2
votes

I have two functions that split a string and add tokens into vector:

template < typename InputIterator, typename ContainerType >
void Slice(InputIterator begin,
           InputIterator end,
           typename InputIterator::value_type delimiter,
           ContainerType& container)
{
    using CharType = InputIterator::value_type;
    InputIterator right = begin;
    while (true) {
      begin = find_if_not(right, end, [ delimiter ](CharType c) { return c == delimiter; });
      if (begin == end) {
        break;
      } else {
        right = find_if(begin + 1, end, [ delimiter ](CharType c) { return c == delimiter; });
        container.push_back(std::basic_string< CharType >(begin, right));
      }
    }
}

template < typename InputIterator, typename ContainerType >
void Slice(InputIterator begin,
           InputIterator end,
           InputIterator delimitersBegin,
           InputIterator delimitersEnd,
           ContainerType& container)
{...}

It works well in calls like

std::string headers;
std::vector<std::string> rawHeaders;
Slice(headers.begin(), headers.end(), '\0', rawHeaders)

and doesn't work for const char*:

auto begin = headers.c_str();
auto end = begin + headers.size();
Slice(begin, end, '\0', rawHeaders);

Errors are (I use MSVC2017 with MSVC2013 toolchain):

error C2780: 'void Slice(InputIterator,InputIterator,InputIterator,InputIterator,ContainerType &)' : expects 5 arguments - 4 provided

error C2893: Failed to specialize function template 'void Slice(InputIterator,InputIterator,InputIterator::value_type,ContainerType &) With the following template arguments: 'InputIterator=const char *' 'ContainerType=std::vectorstd::string,std::allocator<_Ty>'

Update: added function body.
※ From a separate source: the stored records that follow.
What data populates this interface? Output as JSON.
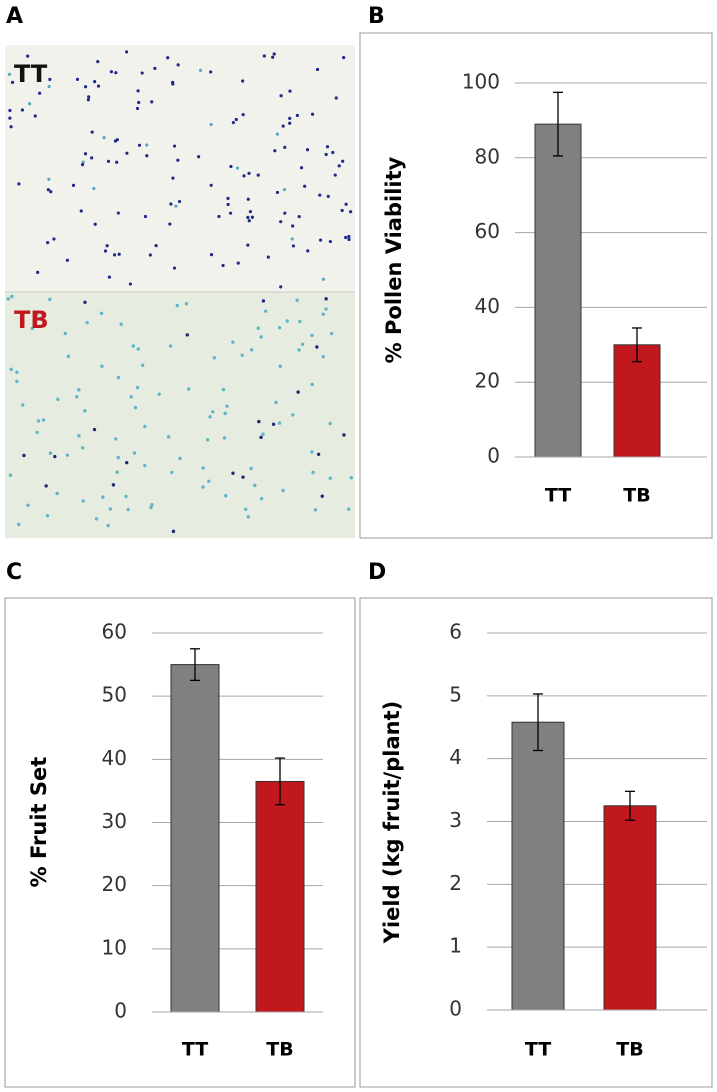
{
  "panel_labels": [
    "A",
    "B",
    "C",
    "D"
  ],
  "micrograph": {
    "labels": [
      "TT",
      "TB"
    ]
  },
  "chart_data": [
    {
      "type": "bar",
      "ylabel": "% Pollen Viability",
      "categories": [
        "TT",
        "TB"
      ],
      "values": [
        89,
        30
      ],
      "errors": [
        8.5,
        4.5
      ],
      "colors": [
        "#808080",
        "#c0181c"
      ],
      "ylim": [
        0,
        100
      ],
      "yticks": [
        0,
        20,
        40,
        60,
        80,
        100
      ],
      "grid": true
    },
    {
      "type": "bar",
      "ylabel": "% Fruit Set",
      "categories": [
        "TT",
        "TB"
      ],
      "values": [
        55,
        36.5
      ],
      "errors": [
        2.5,
        3.7
      ],
      "colors": [
        "#808080",
        "#c0181c"
      ],
      "ylim": [
        0,
        60
      ],
      "yticks": [
        0,
        10,
        20,
        30,
        40,
        50,
        60
      ],
      "grid": true
    },
    {
      "type": "bar",
      "ylabel": "Yield (kg fruit/plant)",
      "categories": [
        "TT",
        "TB"
      ],
      "values": [
        4.58,
        3.25
      ],
      "errors": [
        0.45,
        0.23
      ],
      "colors": [
        "#808080",
        "#c0181c"
      ],
      "ylim": [
        0,
        6
      ],
      "yticks": [
        0,
        1,
        2,
        3,
        4,
        5,
        6
      ],
      "grid": true
    }
  ]
}
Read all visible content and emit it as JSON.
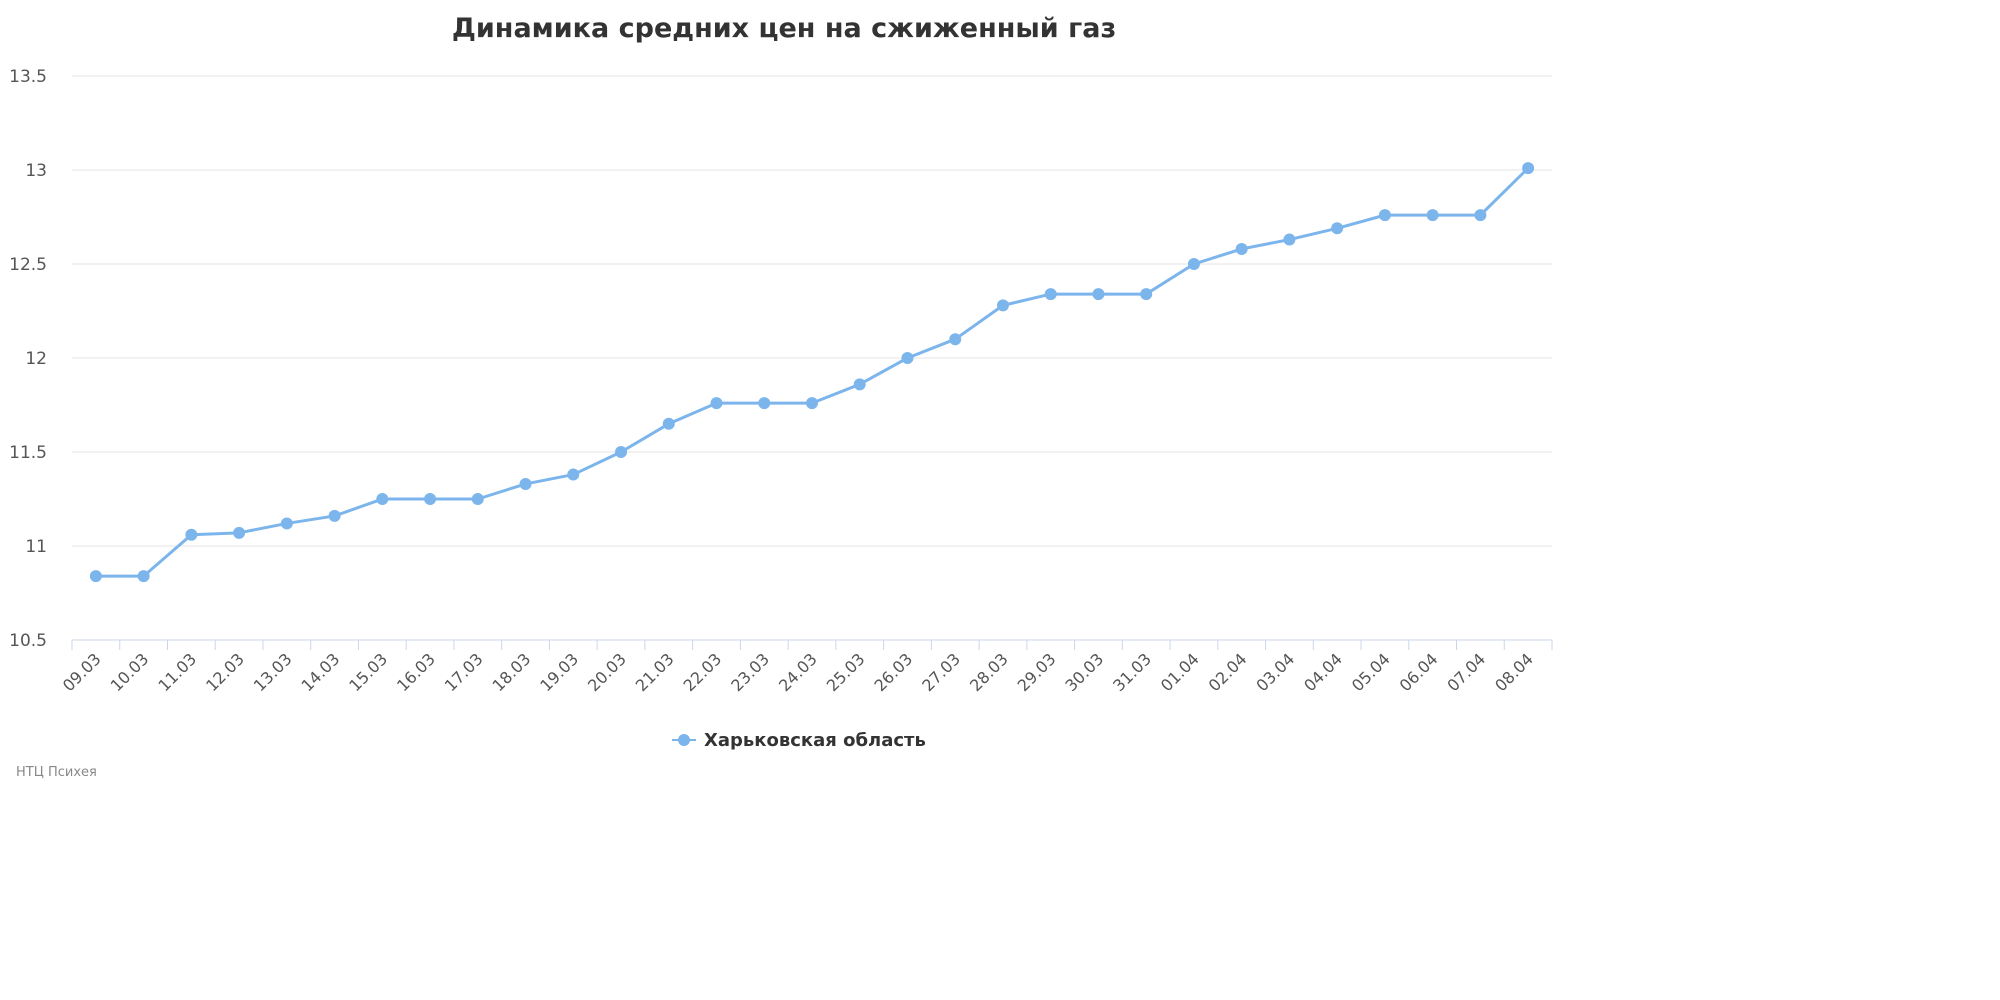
{
  "chart_data": {
    "type": "line",
    "title": "Динамика средних цен на сжиженный газ",
    "xlabel": "",
    "ylabel": "",
    "categories": [
      "09.03",
      "10.03",
      "11.03",
      "12.03",
      "13.03",
      "14.03",
      "15.03",
      "16.03",
      "17.03",
      "18.03",
      "19.03",
      "20.03",
      "21.03",
      "22.03",
      "23.03",
      "24.03",
      "25.03",
      "26.03",
      "27.03",
      "28.03",
      "29.03",
      "30.03",
      "31.03",
      "01.04",
      "02.04",
      "03.04",
      "04.04",
      "05.04",
      "06.04",
      "07.04",
      "08.04"
    ],
    "series": [
      {
        "name": "Харьковская область",
        "color": "#7cb5ec",
        "values": [
          10.84,
          10.84,
          11.06,
          11.07,
          11.12,
          11.16,
          11.25,
          11.25,
          11.25,
          11.33,
          11.38,
          11.5,
          11.65,
          11.76,
          11.76,
          11.76,
          11.86,
          12.0,
          12.1,
          12.28,
          12.34,
          12.34,
          12.34,
          12.5,
          12.58,
          12.63,
          12.69,
          12.76,
          12.76,
          12.76,
          13.01
        ]
      }
    ],
    "ylim": [
      10.5,
      13.5
    ],
    "yticks": [
      "10.5",
      "11",
      "11.5",
      "12",
      "12.5",
      "13",
      "13.5"
    ],
    "grid": true,
    "legend_position": "bottom-center"
  },
  "credits": "НТЦ Психея"
}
And currently it's preferred not to use additional features like std::span. I was hoping for the following string constructor:

template< class InputIt >
basic_string( InputIt first, InputIt last, const Allocator& alloc = Allocator() );

Update 2: Still doesn't work but for different reason, I tried to change delimiter type:

 template < typename InputIterator, typename ContainerType >
  void Slice(
      InputIterator begin,
      InputIterator end,
      typename std::iterator_traits< InputIterator >::value_type delimiter,
      //typename InputIterator::value_type delimiter,
      ContainerType& container)
  {
    using CharType = typename std::iterator_traits< InputIterator >::value_type;

Now it says:

error C3861: 'find_if_not': identifier not found. see reference to function template instantiation 'void StringUtils::Slice<char*,std::vectorstd::string,std::allocator<_Ty>>(InputIterator,InputIterator,char,ContainerType &)' being compiled with [_Ty=std::string, InputIterator=char *, ContainerType=std::vectorstd::string,std::allocator<std::string>

And also:

error C3861: 'find_if': identifier not found

2
Raw pointers are iterators. The issue looks to be with that the functions expects a container to be passed at the end. You are passing in raw pointers and a std::vector<std::string> which clearly don't match.super
@super functions expects a container ... You are passing in raw pointers and a std::vector<std::string> which clearly don't match. I don't get your point. Is vector not a container? Why doesn't it match?eerorika
@eerorika Ah, right. My bad.super

2 Answers

7
votes

SFINAE kicks in. The signature

template < typename InputIterator, typename ContainerType >
void Slice(InputIterator begin,
           InputIterator end,
           typename InputIterator::value_type delimiter,
           ContainerType& container)

is not a possible candidate because there is no nested member ::value_type in a const char*.

You probably want this signature instead:

template < typename InputIterator, typename ContainerType >
void Slice(InputIterator begin,
           InputIterator end,
           typename std::iterator_traits<InputIterator>::value_type delimiter,
           ContainerType& container)
0
votes

You could use a std::span.

Wrap it around your pointers. It's lightweight and fast. I'm not sure if it's already in your toolchain.